By: Matt Krantz
It’s hard to find much pity for oil companies, which could lose out on $44 billion in profits. But there are several non-oil companies and their workers that could feel the pain from plunging oil prices.
Cheap oil prices are a big problem for the companies that build facilities or equipment that extract oil, gas or other commodities from the earth, such as Foster Wheeler and Joy Global (JOY), says S&P Capital IQ. These so-called construction and engineering companies are the biggest companies at risk of losing out from the falling price of oil.
Pain is already starting to hurt the business of making oil production equipment. U.S. Steel (X) said Tuesday it plans to cut 750 workers in two plants that make steel tubes used largely in the, you guessed it, oil industry.
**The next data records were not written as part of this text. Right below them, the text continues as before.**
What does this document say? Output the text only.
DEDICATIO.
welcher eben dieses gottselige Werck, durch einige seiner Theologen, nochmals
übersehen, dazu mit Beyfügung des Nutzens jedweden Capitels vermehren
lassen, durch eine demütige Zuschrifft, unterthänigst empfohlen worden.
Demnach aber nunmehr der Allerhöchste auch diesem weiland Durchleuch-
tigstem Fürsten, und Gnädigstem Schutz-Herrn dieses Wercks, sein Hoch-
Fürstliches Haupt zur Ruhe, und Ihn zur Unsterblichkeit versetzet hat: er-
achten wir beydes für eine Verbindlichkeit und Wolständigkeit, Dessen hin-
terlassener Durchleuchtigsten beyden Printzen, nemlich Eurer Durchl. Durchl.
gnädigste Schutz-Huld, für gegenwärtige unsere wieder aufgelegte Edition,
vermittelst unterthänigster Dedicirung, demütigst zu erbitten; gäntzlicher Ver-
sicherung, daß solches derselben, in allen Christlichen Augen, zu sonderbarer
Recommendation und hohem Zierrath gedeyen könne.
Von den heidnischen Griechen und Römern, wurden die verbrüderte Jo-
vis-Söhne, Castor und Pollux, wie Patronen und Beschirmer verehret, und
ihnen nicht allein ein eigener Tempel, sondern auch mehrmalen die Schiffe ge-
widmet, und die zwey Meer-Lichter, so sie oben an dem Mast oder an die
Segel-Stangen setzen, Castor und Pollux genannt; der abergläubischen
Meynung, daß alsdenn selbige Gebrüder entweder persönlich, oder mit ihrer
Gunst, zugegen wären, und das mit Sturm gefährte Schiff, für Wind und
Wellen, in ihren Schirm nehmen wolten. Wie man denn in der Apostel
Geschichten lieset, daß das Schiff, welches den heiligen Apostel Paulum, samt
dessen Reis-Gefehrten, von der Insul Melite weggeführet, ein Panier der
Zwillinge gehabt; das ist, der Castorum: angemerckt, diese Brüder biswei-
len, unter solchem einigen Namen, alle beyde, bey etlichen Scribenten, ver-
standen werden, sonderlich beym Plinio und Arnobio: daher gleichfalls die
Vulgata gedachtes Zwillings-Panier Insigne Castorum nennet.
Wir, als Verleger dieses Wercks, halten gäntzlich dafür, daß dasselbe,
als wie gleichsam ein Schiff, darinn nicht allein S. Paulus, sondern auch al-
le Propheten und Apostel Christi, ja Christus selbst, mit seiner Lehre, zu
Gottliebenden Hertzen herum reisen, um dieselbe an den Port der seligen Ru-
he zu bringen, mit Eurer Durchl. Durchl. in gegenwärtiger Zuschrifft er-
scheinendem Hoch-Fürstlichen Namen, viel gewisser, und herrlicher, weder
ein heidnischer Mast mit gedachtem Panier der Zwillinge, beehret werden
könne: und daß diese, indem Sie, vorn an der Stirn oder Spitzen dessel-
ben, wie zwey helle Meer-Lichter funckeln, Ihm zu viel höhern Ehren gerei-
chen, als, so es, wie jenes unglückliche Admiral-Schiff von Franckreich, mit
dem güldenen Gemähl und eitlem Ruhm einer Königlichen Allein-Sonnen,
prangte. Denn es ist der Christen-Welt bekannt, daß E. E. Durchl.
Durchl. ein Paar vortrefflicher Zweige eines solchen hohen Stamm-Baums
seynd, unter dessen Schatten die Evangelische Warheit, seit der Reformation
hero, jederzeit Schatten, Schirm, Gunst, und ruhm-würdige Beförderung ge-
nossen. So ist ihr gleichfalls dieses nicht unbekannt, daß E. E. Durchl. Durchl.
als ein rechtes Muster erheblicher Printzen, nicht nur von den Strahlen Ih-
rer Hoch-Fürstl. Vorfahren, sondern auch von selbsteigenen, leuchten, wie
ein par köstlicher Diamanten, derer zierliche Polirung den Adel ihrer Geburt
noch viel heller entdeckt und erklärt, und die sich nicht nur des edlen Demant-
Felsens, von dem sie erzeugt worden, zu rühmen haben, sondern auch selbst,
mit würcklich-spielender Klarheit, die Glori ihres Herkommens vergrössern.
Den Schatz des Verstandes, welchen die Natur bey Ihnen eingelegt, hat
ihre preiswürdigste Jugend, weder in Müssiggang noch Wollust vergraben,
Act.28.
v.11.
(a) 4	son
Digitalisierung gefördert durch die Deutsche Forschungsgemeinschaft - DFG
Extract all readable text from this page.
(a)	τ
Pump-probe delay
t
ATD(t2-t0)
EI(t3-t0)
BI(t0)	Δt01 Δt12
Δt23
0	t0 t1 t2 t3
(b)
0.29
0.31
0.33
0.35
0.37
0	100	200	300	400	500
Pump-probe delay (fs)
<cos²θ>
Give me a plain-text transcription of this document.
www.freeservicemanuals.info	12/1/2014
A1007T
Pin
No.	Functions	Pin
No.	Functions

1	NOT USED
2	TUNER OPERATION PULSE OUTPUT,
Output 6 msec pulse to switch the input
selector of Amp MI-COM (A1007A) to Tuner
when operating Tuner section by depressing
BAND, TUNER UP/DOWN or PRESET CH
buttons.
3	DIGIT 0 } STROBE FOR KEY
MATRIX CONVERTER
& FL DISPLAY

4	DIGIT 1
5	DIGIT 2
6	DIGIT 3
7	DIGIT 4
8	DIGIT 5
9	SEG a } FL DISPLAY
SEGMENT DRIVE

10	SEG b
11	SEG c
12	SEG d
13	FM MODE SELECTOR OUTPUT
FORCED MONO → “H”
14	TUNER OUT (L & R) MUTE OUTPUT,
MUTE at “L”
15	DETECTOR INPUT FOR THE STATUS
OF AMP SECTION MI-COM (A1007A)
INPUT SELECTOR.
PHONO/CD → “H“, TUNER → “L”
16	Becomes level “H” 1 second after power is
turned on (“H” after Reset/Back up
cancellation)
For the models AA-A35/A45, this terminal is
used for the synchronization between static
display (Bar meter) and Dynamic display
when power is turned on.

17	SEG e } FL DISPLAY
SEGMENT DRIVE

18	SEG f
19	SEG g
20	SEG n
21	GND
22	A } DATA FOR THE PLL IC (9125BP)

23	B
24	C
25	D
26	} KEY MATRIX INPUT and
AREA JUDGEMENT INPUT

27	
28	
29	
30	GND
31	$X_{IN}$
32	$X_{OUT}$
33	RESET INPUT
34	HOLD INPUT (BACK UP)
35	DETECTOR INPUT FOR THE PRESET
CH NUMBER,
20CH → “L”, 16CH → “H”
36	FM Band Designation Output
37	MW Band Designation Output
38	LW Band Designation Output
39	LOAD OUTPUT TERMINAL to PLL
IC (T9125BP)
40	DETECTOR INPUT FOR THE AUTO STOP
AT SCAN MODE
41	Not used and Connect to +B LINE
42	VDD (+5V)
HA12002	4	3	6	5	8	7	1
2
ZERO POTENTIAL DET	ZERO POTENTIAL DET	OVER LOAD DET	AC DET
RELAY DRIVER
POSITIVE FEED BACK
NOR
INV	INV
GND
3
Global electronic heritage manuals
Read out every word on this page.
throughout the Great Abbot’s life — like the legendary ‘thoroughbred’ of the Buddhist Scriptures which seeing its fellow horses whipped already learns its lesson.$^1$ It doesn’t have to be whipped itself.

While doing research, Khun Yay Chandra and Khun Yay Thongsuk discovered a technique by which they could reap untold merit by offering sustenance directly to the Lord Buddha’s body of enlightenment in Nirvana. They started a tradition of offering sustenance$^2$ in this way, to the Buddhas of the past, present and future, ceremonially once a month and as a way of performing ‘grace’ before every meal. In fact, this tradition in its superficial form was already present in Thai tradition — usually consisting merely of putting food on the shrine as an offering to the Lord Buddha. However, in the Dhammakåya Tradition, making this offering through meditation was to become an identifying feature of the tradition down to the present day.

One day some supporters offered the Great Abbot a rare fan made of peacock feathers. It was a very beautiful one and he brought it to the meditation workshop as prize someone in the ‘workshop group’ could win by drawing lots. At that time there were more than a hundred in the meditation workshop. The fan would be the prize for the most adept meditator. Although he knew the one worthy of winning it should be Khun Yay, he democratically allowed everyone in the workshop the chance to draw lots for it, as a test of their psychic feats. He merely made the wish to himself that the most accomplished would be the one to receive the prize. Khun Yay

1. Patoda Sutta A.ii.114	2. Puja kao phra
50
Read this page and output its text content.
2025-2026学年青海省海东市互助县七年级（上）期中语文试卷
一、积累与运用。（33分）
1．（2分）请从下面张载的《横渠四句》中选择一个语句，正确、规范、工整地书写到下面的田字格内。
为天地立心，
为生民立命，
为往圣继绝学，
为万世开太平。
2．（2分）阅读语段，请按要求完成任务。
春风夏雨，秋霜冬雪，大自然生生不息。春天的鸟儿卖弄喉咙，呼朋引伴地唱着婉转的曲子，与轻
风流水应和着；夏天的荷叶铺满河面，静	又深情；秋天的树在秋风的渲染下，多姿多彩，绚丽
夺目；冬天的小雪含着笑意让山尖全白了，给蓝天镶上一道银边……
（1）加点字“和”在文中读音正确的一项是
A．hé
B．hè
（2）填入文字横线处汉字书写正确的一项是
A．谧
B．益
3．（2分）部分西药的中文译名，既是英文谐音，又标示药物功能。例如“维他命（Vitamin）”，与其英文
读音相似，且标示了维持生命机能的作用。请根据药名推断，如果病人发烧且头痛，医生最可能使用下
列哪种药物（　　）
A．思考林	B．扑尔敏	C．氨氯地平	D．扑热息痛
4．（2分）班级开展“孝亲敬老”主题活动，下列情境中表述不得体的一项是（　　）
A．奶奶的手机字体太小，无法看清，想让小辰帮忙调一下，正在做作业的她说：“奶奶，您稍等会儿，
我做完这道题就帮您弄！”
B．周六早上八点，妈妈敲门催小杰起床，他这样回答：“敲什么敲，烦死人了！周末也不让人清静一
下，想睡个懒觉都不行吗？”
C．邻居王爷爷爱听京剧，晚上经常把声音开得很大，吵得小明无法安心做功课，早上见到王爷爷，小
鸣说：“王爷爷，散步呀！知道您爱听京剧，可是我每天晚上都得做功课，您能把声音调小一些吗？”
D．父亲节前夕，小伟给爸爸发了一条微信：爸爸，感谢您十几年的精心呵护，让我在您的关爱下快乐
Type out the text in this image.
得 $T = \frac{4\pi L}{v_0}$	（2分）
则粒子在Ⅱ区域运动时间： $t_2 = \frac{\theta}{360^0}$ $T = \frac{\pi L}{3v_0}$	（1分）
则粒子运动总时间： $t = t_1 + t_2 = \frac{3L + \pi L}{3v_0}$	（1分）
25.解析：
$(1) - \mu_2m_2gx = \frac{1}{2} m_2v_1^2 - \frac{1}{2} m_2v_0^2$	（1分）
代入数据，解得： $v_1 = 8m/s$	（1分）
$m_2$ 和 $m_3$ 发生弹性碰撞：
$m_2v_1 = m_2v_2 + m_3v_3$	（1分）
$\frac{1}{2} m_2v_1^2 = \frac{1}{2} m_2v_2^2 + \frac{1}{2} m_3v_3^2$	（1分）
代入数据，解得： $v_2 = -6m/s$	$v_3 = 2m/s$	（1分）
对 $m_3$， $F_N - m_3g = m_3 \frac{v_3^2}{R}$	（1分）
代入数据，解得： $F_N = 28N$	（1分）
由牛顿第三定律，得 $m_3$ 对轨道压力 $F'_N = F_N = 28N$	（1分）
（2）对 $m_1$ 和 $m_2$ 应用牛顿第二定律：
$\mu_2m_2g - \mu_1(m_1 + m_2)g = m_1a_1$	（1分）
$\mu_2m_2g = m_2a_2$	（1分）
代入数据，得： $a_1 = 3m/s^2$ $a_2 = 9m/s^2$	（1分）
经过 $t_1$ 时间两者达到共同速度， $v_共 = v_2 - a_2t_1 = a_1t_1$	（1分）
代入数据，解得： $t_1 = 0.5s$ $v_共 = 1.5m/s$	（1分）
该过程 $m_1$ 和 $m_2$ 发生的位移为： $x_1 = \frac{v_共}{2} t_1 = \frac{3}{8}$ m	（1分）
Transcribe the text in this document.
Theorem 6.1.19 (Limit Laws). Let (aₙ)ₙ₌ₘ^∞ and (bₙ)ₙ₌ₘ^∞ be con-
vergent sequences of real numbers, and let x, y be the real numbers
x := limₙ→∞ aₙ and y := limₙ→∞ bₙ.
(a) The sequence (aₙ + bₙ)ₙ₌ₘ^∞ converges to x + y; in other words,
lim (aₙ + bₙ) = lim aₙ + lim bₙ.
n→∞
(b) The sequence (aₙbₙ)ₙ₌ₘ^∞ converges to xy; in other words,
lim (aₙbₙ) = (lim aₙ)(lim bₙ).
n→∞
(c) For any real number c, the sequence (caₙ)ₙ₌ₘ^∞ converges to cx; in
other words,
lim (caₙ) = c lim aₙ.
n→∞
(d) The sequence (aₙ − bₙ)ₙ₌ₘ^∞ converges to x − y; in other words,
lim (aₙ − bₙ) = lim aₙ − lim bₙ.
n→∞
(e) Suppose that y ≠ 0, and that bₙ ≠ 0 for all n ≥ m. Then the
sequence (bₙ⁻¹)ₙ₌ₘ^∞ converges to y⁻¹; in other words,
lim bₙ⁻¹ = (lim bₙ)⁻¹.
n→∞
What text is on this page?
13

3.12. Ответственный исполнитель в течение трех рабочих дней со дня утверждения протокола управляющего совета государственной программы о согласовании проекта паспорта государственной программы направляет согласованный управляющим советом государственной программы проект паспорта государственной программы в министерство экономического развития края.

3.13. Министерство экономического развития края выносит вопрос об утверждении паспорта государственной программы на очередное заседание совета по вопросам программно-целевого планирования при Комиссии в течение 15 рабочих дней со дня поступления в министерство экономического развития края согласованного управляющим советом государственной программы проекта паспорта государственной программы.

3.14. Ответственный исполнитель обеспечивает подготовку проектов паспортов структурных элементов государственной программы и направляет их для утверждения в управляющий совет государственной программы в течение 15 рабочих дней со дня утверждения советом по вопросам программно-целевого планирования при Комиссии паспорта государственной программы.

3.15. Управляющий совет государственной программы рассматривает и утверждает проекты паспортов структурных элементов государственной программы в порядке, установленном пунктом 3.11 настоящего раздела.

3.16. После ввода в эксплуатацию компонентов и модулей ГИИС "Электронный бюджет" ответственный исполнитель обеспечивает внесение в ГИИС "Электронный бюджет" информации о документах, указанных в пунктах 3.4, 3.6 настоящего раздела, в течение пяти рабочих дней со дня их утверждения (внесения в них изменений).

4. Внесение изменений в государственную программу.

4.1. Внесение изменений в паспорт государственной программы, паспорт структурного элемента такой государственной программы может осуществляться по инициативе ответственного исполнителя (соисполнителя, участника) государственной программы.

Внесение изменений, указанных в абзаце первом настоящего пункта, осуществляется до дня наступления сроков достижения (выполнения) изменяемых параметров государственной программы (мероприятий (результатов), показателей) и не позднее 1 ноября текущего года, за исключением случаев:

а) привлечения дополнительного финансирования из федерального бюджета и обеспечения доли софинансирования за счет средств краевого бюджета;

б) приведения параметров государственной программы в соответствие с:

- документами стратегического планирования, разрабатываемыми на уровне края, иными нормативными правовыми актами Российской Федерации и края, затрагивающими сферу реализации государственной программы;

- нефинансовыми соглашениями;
One of the closed plants is in Lorain, Ohio, the other in Houston.
The company employs roughly 26,000 workers in North America. U.S. Steel blames unfair competition from foreign oil producers for the dislocation of the business.
U.S. Steel fell 57 cents, or 2.3%, to $24.78. Shares of Joy Global are down 2% to $44.54 Tuesday and are off 20% over the past year. Foster Wheeler was delisted from the Nasdaq exchange last year.
S&P Capital IQ warned weeks ago that construction and engineering firms could be hardest hit by the cheap oil. The report highlighted several other industries that could be “disrupted” due to events during the year. But cheap oil was a big theme.
“Because lower oil prices could make some drilling projects economically unfeasible, projects could be delayed, canceled or reduced in scope,” according to S&P Capital IQ’s report.